Le week-end dernier, la station haut-valaisanne a fermé ses pistes de ski, clos ses hôtels, qui ont dû congédier le personnel sur le champ, et annulé festival et Patrouille des glaciers. Une catastrophe.

Tout avait commencé côté italien du Cervin. Une bande de plastique bleue barrait la piste descendant vers Cervinia, Breuil et Valtournanche, empêchant les skieurs d’emprunter les pistes italiennes très fréquentées à cette époque de l’année. 

Côté suisse, les skieurs descendus du Petit-Cervin trouvaient presque agréable d‘avoir le champ (de ski) libre. Jamais ils n’auraient imaginé que le mal allait franchir en un éclair les 3300 m du col du Théodule. Et pourtant comme la tempête, le coronavirus a sauté la frontière et obligé les Valaisans à imiter l’exemple transalpin.

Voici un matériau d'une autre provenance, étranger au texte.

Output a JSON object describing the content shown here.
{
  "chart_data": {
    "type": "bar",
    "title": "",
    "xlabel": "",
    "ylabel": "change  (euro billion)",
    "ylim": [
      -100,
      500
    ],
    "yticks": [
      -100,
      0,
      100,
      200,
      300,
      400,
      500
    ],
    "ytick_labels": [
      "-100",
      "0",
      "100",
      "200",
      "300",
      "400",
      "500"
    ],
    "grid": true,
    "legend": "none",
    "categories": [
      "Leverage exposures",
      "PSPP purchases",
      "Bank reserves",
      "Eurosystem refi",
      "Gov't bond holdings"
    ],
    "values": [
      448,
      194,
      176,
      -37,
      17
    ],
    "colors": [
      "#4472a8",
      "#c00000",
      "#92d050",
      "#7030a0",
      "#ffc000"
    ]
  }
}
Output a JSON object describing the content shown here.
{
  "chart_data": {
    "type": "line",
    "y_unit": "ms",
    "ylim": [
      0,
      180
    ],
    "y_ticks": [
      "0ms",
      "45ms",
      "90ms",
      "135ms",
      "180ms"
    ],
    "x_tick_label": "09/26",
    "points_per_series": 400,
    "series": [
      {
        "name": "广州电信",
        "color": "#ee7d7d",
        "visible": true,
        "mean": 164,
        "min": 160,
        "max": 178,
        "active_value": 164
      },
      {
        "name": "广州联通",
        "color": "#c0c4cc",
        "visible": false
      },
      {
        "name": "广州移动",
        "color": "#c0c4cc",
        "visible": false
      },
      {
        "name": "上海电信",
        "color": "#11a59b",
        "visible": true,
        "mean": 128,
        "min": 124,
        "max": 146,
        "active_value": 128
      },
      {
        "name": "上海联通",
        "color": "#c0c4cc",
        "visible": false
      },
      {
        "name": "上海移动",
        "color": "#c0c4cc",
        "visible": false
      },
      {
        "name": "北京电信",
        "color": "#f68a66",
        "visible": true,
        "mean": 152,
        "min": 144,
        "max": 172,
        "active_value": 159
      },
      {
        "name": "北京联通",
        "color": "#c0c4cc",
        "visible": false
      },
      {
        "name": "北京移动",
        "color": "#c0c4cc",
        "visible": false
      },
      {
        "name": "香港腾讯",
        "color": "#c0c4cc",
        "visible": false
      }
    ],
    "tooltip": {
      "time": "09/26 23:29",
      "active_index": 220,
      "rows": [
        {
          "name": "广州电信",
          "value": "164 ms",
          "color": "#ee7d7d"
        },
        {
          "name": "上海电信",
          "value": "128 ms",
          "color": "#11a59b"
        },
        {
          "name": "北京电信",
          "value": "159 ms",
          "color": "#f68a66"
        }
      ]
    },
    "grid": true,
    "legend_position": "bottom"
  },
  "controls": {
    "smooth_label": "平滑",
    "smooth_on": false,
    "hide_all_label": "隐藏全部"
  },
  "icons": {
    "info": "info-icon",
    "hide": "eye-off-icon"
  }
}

C’est le week-end du 14 au 15 mars que l’une des stations suisses les plus renommées s’est transformée en village-fantôme. Les 125 hôtels ont fermé leurs portes un mois et demi plus tôt que prévu: «J’ai reçu mon congé il y a deux heures, confie une serveuse du Zermatterhof, alors que la terrasse est pleine aux trois quarts. Mon salaire est payé encore deux semaines, ensuite je toucherai le chômage partiel à 80% jusqu’à fin avril. Après, c’est l’inconnu. Je n’ai jamais été au chômage.»     

Nuitées en hausse de 5,4%, puis plus rien

Pour l’Office du tourisme de Zermatt, qui a aussi fermé ses guichets, la saison 2019-2020 avait commencé très fort: «D’octobre à fin février, la station avait enregistré une hausse des nuitées de 5,4%. Le mois de mars s’annonçait de la même veine pour les dix premiers jours.»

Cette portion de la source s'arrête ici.